Reporter: Revi Yohana | Editor: Havid Vebri
Perajin di sentra kerajinan limbah kaca di Ubud, Bali membeli kaca bekas dari pengepul kaca. Biasanya, Ketut membeli kaca dari pengepul seharga Rp 12.000 per kilogram (kg). "Saya biasa, beli lima hari sekali sebanyak satu ton untuk produksi satu minggu," ujar Ketut Sudyana, pemilik usaha Duta Bali Glass.
Dengan dibantu 10 karyawan, Ketut memproduksi beraneka macam kerajinan dari bahan limbah kaca. Setelah memperoleh bahan baku, Ketut terlebih dahulu harus mencuci kaca bekas tersebut sampai bersih. Setelah itu, proses pembakaran kaca pun dimulai.

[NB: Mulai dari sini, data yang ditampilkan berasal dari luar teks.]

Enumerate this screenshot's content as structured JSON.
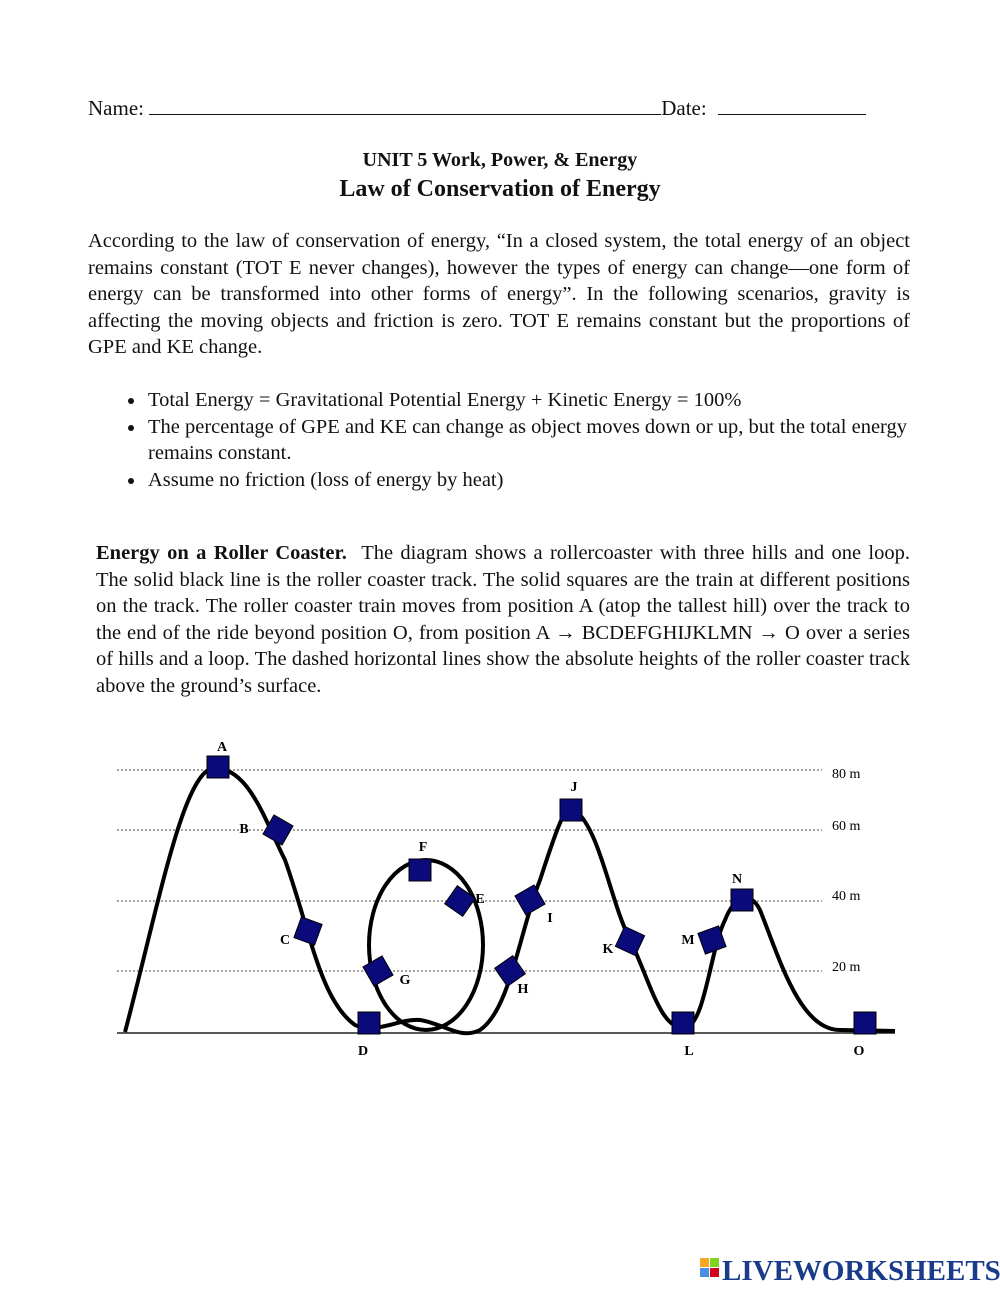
{
  "header": {
    "name_label": "Name:",
    "date_label": "Date:"
  },
  "title": {
    "unit": "UNIT 5 Work, Power, & Energy",
    "main": "Law of Conservation of Energy"
  },
  "intro": "According to the law of conservation of energy, “In a closed system, the total energy of an object remains constant (TOT E never changes), however the types of energy can change—one form of energy can be transformed into other forms of energy”.  In the following scenarios, gravity is affecting the moving objects and friction is zero.  TOT E remains constant but the proportions of GPE and KE change.",
  "bullets": [
    "Total Energy = Gravitational Potential Energy + Kinetic Energy = 100%",
    "The percentage of GPE and KE can change as object moves down or up, but the total energy remains constant.",
    "Assume no friction (loss of energy by heat)"
  ],
  "section": {
    "heading": "Energy on a Roller Coaster.",
    "text": "The diagram shows a rollercoaster with three hills and one loop.  The solid black line is the roller coaster track.  The solid squares are the train at different positions on the track.    The roller coaster train moves from position A (atop the tallest hill) over the track to the end of the ride beyond position O, from position A → BCDEFGHIJKLMN → O over a series of hills and a loop. The dashed horizontal lines show the absolute heights of the roller coaster track above the ground’s surface."
  },
  "diagram": {
    "height_labels": [
      "80 m",
      "60 m",
      "40 m",
      "20 m"
    ],
    "points": [
      "A",
      "B",
      "C",
      "D",
      "E",
      "F",
      "G",
      "H",
      "I",
      "J",
      "K",
      "L",
      "M",
      "N",
      "O"
    ]
  },
  "footer": {
    "brand": "LIVEWORKSHEETS"
  }
}
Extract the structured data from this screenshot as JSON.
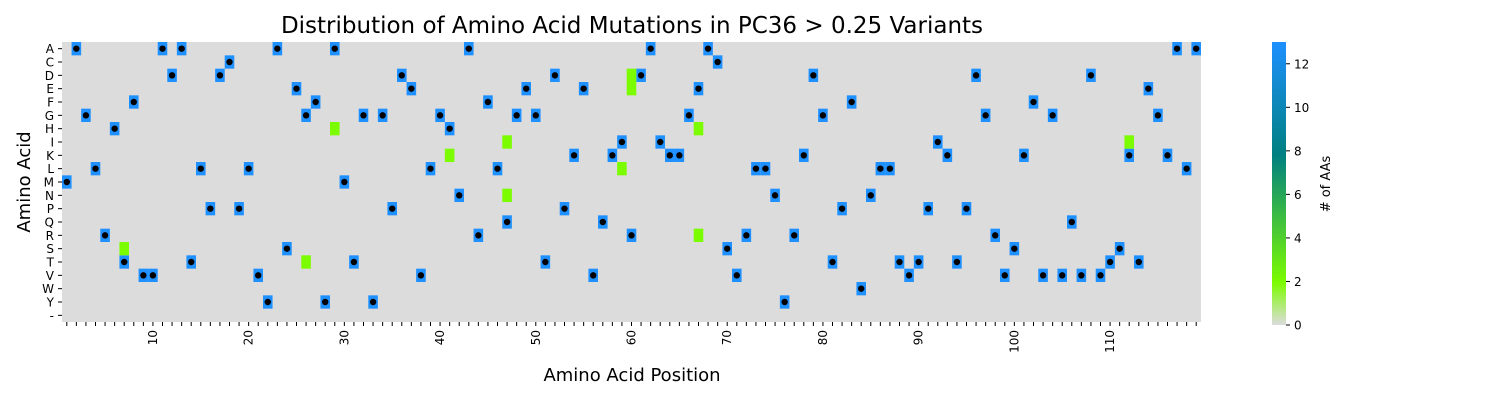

Dalam proses pembakaran dibutuhkan bara api yang sangat panas. Setidaknya suhu yang dibutuhkan mencapai 2.000 derajat celcius. Bahkan, mesin pembakaran milik Ketut harus terus menyala selama 24 jam. "Supaya terus panas," imbuh Ketut.
Pembakaran dilakukan sampai kaca melunak alias cair. Kemudian, dilanjutkan proses pewarnaan. Proses pewarnaan ini penting untuk membuat kaca kian menarik. Ketut mendapatkan pewarna kaca dari luar negeri. Salah satunya dari Jepang.
Pewarnaan dilakukan saat kaca masih panas dan belum dibentuk. Setelah proses pewarnaan, perajin membentuknya sesuai dengan keinginan. Selain dibentuk sendiri dengan menggunakan tangan, beberapa kerajinan limbah kaca ini ada yang menggunakan cetakan.
Cara kerja menggunakan cetakan lebih mudah. "Kalau membuat vas, caranya seperti bikin balon. Balonnya ditarik seperti membuat permen gulali, dari situ bisa dibentuk macam-macam," jelas Gede Sudarso, pemilik usaha Focus Design.
Perajin harus berhati-hati dan telaten dalam proses pembentukan. Jika sembarangan, kualitas produk tidak akan maksimal. Jika terburu-buru membentuk kaca akan muncul gelembung-gelembung kecil di dalam kaca. "Kaca harus diambil sedikit demi sedikit dan dibuat padat. Memang butuh kesabaran supaya menghasilkan produk berkualitas," papar Gede.
Kaca akan semakin bening jika tidak ada gelembung. Selain itu, kepadatan dan ketebalan yang pas menyebabkan kaca lebih kuat. Lanjut Gede, faktor lain yang harus diperhatikan perajin adalah cuaca. Ia mengaku, pernah mendapatkan komplain dari pelanggan luar negeri lantaran kaca buatannya pecah dengan sendirinya.
Padahal, di Indonesia kerajinan kaca buatannya tak pernah ada masalah. Maklum, suhu udara di Indonesia tidak terlalu dingin. Sedangkan, suhu udara di Eropa bisa membuat kerajinan kaca buatannya pecah, meski dengan tingkat ketebalan kaca yang sama.
Gede pun belajar dan mencari tahu tentang teknik pembentukan kerajinan kaca yang baik, supaya hasil kerajinan buatannya tahan lama, baik ditempatkan paa temperatur panas maupun dingin. "Soalnya, pelanggan kerajinan limbah kaca ini kebanyakan berasal dari luar negeri," ujarnya.
Gede menjelaskan, lama proses pembentukan bervariasi, tergantung model dan bentuk kerajinan. Semakin susah bentuknya, semakin lama tingkat pengerjaannya. Ia menyebut, untuk satu buah vas saja pembentukannya bisa memakan waktu satu jam.